The protests occurred in several major cities, including Chicago, Detroit, Las Vegas, Los Angeles, Miami, New York City, Philadelphia, San Francisco, Seattle, and Washington, D.C. Protesters against deportation held a sit-in at the office of Texas governor Greg Abbott in Austin, and blocked the driveway of the Immigration and Customs Enforcement office in San Francisco. In New York City, twelve protesters were arrested for civil disobedience after blocking the entrance to the Manhattan JPMorgan building. In Oakland, California, four people were arrested for trespassing at an Alameda County government building.

In Denver, a rally began in the city's Civic Center Park before a vigil occurred outside of a for-profit detention center in Aurora owned by GEO Group, which at the time was the second-largest operator of for-profit prisons and facing lawsuits representing 62,000 of their detainees for being threatened with solitary confinement.

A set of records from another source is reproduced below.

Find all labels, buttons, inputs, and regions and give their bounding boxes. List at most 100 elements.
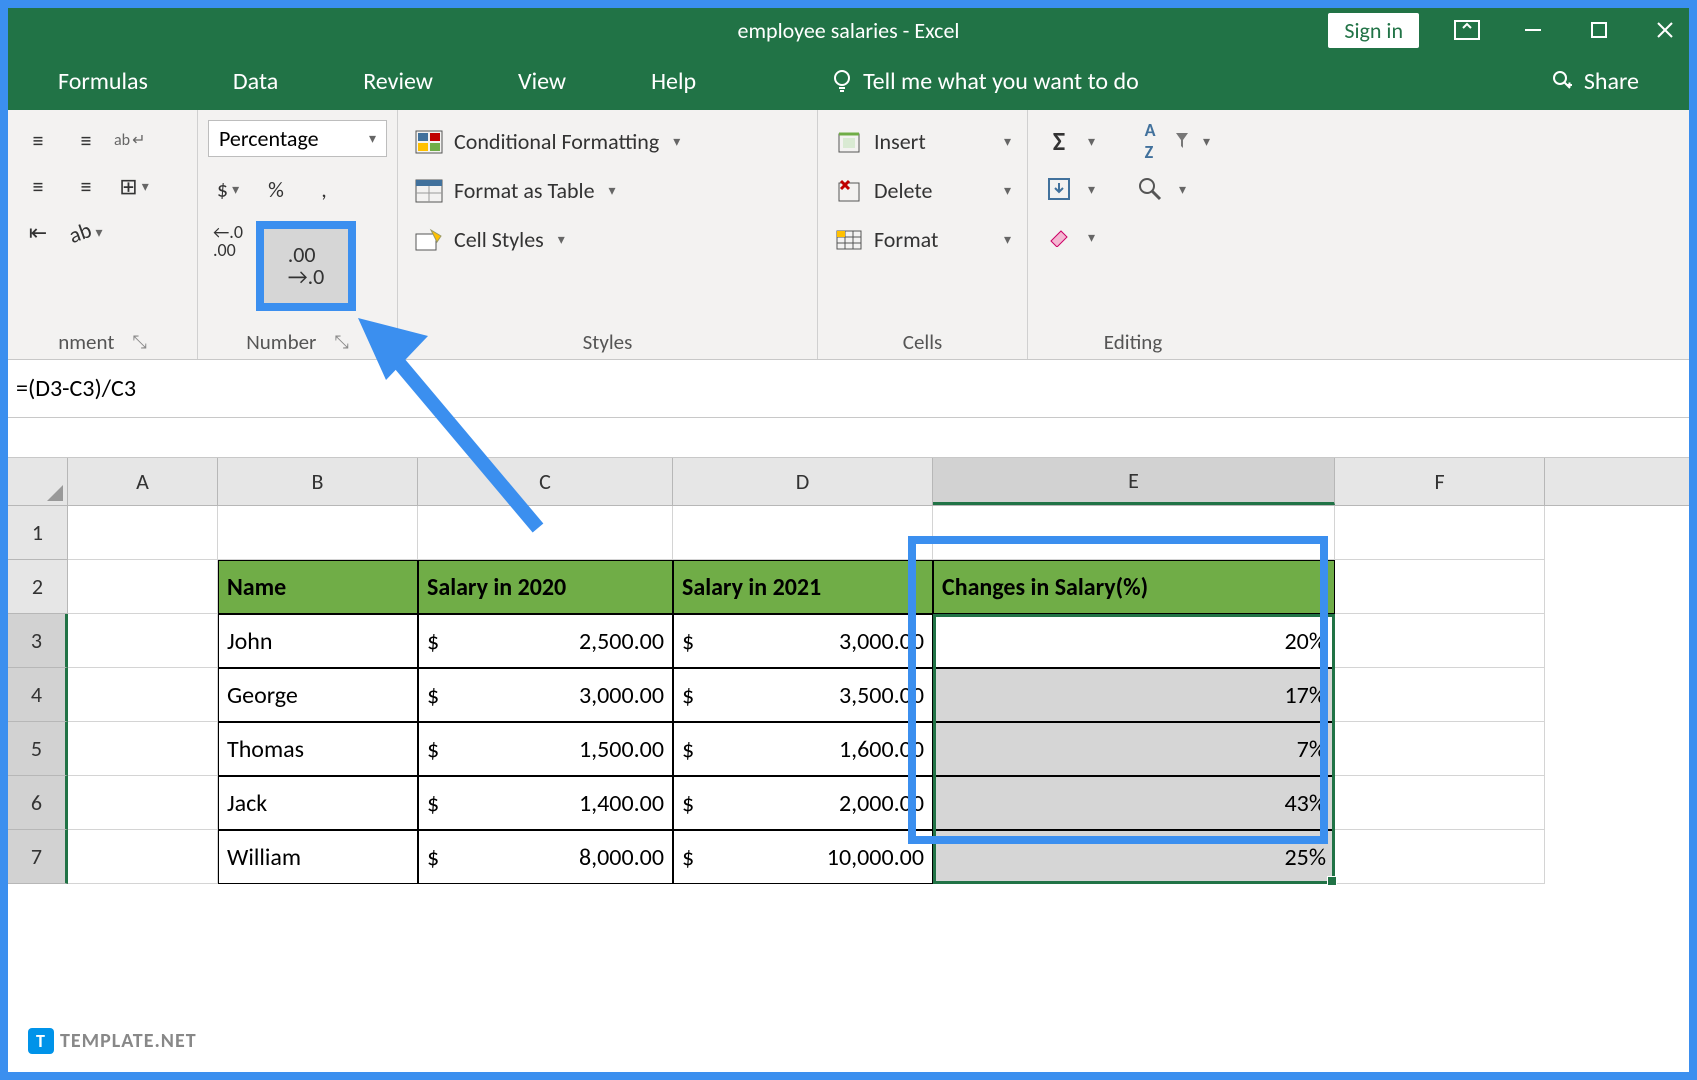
- format-button[interactable]: Format ▾: [828, 222, 1017, 257]
- cell[interactable]: [68, 614, 218, 668]
- number-launcher-icon[interactable]: ⤡: [334, 331, 348, 353]
- minimize-icon[interactable]: [1515, 12, 1551, 48]
- tab-formulas[interactable]: Formulas: [58, 67, 148, 96]
- cell[interactable]: [68, 830, 218, 884]
- align-bottom-icon[interactable]: ≡: [66, 120, 106, 160]
- table-cell[interactable]: $1,500.00: [418, 722, 673, 776]
- cell[interactable]: [1335, 506, 1545, 560]
- tab-help[interactable]: Help: [651, 67, 696, 96]
- row-header-2[interactable]: 2: [8, 560, 68, 614]
- find-select-button[interactable]: ▾: [1129, 172, 1192, 206]
- row-header-3[interactable]: 3: [8, 614, 68, 668]
- table-cell[interactable]: Jack: [218, 776, 418, 830]
- cell[interactable]: [933, 506, 1335, 560]
- share-button[interactable]: Share: [1550, 67, 1639, 96]
- table-cell[interactable]: Thomas: [218, 722, 418, 776]
- fill-button[interactable]: ▾: [1038, 172, 1101, 206]
- conditional-formatting-button[interactable]: Conditional Formatting▾: [408, 124, 807, 159]
- autosum-button[interactable]: Σ▾: [1038, 124, 1101, 158]
- cell[interactable]: [1335, 560, 1545, 614]
- cell[interactable]: [673, 506, 933, 560]
- tell-me-label: Tell me what you want to do: [863, 67, 1139, 96]
- cell[interactable]: [1335, 776, 1545, 830]
- table-cell[interactable]: $1,600.00: [673, 722, 933, 776]
- tell-me-search[interactable]: Tell me what you want to do: [831, 67, 1139, 96]
- align-center-icon[interactable]: ≡: [66, 166, 106, 206]
- col-header-b[interactable]: B: [218, 458, 418, 505]
- cell[interactable]: [1335, 614, 1545, 668]
- table-cell-selected[interactable]: 43%: [933, 776, 1335, 830]
- table-cell-selected[interactable]: 7%: [933, 722, 1335, 776]
- ribbon-options-icon[interactable]: [1449, 12, 1485, 48]
- row-header-4[interactable]: 4: [8, 668, 68, 722]
- cell[interactable]: [218, 506, 418, 560]
- alignment-launcher-icon[interactable]: ⤡: [132, 331, 146, 353]
- cell-styles-button[interactable]: Cell Styles▾: [408, 222, 807, 257]
- clear-button[interactable]: ▾: [1038, 220, 1101, 254]
- tab-view[interactable]: View: [518, 67, 566, 96]
- sort-filter-button[interactable]: AZ ▾: [1129, 124, 1216, 158]
- cell[interactable]: [68, 506, 218, 560]
- table-cell[interactable]: $1,400.00: [418, 776, 673, 830]
- table-cell[interactable]: $2,000.00: [673, 776, 933, 830]
- table-cell[interactable]: $8,000.00: [418, 830, 673, 884]
- row-header-1[interactable]: 1: [8, 506, 68, 560]
- tab-data[interactable]: Data: [233, 67, 278, 96]
- table-cell[interactable]: $3,000.00: [673, 614, 933, 668]
- cell[interactable]: [1335, 830, 1545, 884]
- merge-icon[interactable]: ⊞▾: [114, 166, 154, 206]
- decrease-decimal-button[interactable]: .00→.0: [272, 237, 340, 295]
- formula-bar[interactable]: =(D3-C3)/C3: [8, 360, 1689, 418]
- cells-area[interactable]: Name Salary in 2020 Salary in 2021 Chang…: [68, 506, 1689, 884]
- table-cell[interactable]: William: [218, 830, 418, 884]
- table-header[interactable]: Changes in Salary(%): [933, 560, 1335, 614]
- col-header-e[interactable]: E: [933, 458, 1335, 505]
- percent-button[interactable]: %: [256, 169, 296, 209]
- row-header-5[interactable]: 5: [8, 722, 68, 776]
- col-header-f[interactable]: F: [1335, 458, 1545, 505]
- table-header[interactable]: Salary in 2020: [418, 560, 673, 614]
- table-cell-selected[interactable]: 20%: [933, 614, 1335, 668]
- row-header-7[interactable]: 7: [8, 830, 68, 884]
- currency-button[interactable]: $▾: [208, 169, 248, 209]
- col-header-a[interactable]: A: [68, 458, 218, 505]
- table-header[interactable]: Salary in 2021: [673, 560, 933, 614]
- wrap-text-icon[interactable]: ab↵: [114, 130, 145, 150]
- align-left-icon[interactable]: ≡: [18, 166, 58, 206]
- cell[interactable]: [1335, 722, 1545, 776]
- sign-in-button[interactable]: Sign in: [1328, 13, 1419, 48]
- table-cell-selected[interactable]: 17%: [933, 668, 1335, 722]
- table-cell[interactable]: $3,500.00: [673, 668, 933, 722]
- col-header-d[interactable]: D: [673, 458, 933, 505]
- table-cell-selected[interactable]: 25%: [933, 830, 1335, 884]
- format-as-table-button[interactable]: Format as Table▾: [408, 173, 807, 208]
- table-cell[interactable]: George: [218, 668, 418, 722]
- comma-button[interactable]: ,: [304, 169, 344, 209]
- table-cell[interactable]: $2,500.00: [418, 614, 673, 668]
- insert-button[interactable]: Insert ▾: [828, 124, 1017, 159]
- cell[interactable]: [418, 506, 673, 560]
- increase-decimal-button[interactable]: ←.0.00: [208, 221, 248, 261]
- delete-button[interactable]: Delete ▾: [828, 173, 1017, 208]
- number-format-combo[interactable]: Percentage ▾: [208, 120, 387, 157]
- cell[interactable]: [68, 722, 218, 776]
- row-header-6[interactable]: 6: [8, 776, 68, 830]
- col-header-c[interactable]: C: [418, 458, 673, 505]
- cell[interactable]: [1335, 668, 1545, 722]
- cell[interactable]: [68, 560, 218, 614]
- orientation-icon[interactable]: ab▾: [66, 212, 106, 252]
- table-header[interactable]: Name: [218, 560, 418, 614]
- close-icon[interactable]: [1647, 12, 1683, 48]
- cell[interactable]: [68, 776, 218, 830]
- table-cell[interactable]: $3,000.00: [418, 668, 673, 722]
- tab-review[interactable]: Review: [363, 67, 433, 96]
- select-all-button[interactable]: [8, 458, 68, 505]
- cell[interactable]: [68, 668, 218, 722]
- table-cell[interactable]: $10,000.00: [673, 830, 933, 884]
- maximize-icon[interactable]: [1581, 12, 1617, 48]
- cells-label: Cells: [903, 329, 943, 355]
- decrease-indent-icon[interactable]: ⇤: [18, 212, 58, 252]
- table-cell[interactable]: John: [218, 614, 418, 668]
- align-middle-icon[interactable]: ≡: [18, 120, 58, 160]
- spreadsheet-grid[interactable]: A B C D E F 1 2 3 4 5 6 7: [8, 458, 1689, 884]
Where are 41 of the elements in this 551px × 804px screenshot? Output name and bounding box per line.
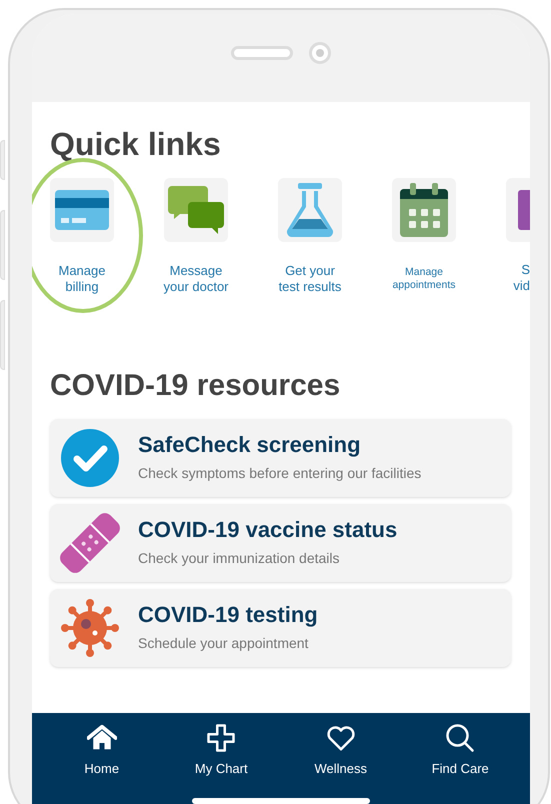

The protests in Olympia, Washington and Portland, Oregon turned violent and were classified as riots by police. In Portland, protesters allegedly threw lead balls, smoke bombs, paint, glass bottles, and cans of Pepsi at officers. There were multiple cases of property damage and arson. This resulted in 25 arrests and the cancellation of the protest permit. In Olympia, black-clad protesters shattered windows, and threw smoke-issuing devices and rocks at police. Some of the 50 protesters in Olympia had signs reading "delete the port" and broke windows in the Downtown Historic District. Several storefronts suffered damage. Nine police officers were injured by thrown rocks, and nine protesters were arrested.

Protests also occurred in the following cities:
- Concord, California
- Durham, North Carolina
- Fortuna, California
- Grand Rapids, Michigan
- Lansing, Michigan
- Minneapolis
- Nashville, Tennessee
- Phoenix, Arizona
- Pontiac, Michigan
- Riverside, California

===Outside the United States===
International protests occurred in Havana, Cuba; Istanbul; Moscow, Russia; Paris, France; the Philippines; Pristina, Kosovo; Saint Petersburg, Russia; and Tbilisi, Georgia. The protests in Paris, which were held over immigration and labor rights, as well as the 2017 French presidential election, turned violent when Black Bloc protesters joined the protests and began clashing with police, throwing rocks, bricks, concrete, Molotov cocktails, and firebombs. French police clashed with the violent rioters throughout the day, and at least six officers were injured, with some suffering severe burns from firebombs and Molotov cocktails.